No, he wouldn't, because Chris Lane was guilty of walking while white.  His for-kicks murder by a couple of black hoods is therefore snooze material for our ostensibly ever-so-compassionate  --  but actually not-all-that-compassionate-at-least-if-you're-white  --  Liberal Elite, starting right at the top with Mr. Smooth.  

The story I put up in my last entry has an eerie and discomfiting echo of the Trayvon Martin case.  That, you will remember, was the locus of a huge amount of still-percolating anger. The anger ignited because a white/Hispanic man killed an unarmed black teenager, but was acquitted after he made a perfectly plausible case of self-defense the state failed to rebut. 

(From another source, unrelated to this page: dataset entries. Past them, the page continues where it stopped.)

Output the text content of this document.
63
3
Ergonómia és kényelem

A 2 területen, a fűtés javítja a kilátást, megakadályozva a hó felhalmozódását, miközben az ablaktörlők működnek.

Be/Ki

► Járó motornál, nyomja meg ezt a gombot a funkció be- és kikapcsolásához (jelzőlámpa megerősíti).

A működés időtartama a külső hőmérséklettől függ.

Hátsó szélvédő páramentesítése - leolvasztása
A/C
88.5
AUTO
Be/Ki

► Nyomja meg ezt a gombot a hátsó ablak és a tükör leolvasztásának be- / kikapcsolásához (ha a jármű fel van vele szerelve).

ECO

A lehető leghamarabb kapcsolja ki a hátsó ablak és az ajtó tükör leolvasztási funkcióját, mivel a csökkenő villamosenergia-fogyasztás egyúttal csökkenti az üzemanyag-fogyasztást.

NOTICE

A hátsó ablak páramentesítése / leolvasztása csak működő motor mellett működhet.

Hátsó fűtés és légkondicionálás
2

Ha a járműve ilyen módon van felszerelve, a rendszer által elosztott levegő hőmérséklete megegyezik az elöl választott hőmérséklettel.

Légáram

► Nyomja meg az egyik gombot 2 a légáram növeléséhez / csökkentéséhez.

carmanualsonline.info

Today's story of two blacks fatally shooting a white man in the back features no whisper of a legitimate defense; it was ambush murder, plain and simple. By any neutral standard, then, it has to be more reprehensible than the Trayvon Martin homicide.  But you'll hear not a mummer of outrage from those who (drum roll here) Demand An Honest Discussion about Race.  The Demand, you see, hoves into view only when it's time to stage a combo Morality Play&Tupperware Party to "oooooohh" and "aaaaahh" over the eighteen zillionth depredation of the White Devil. 

Just so we'll understand:  Our liberal masters want that honest discussion about the implications of inter-racial murder only up to the point that it actually IS honest, after which you better shut your mouth.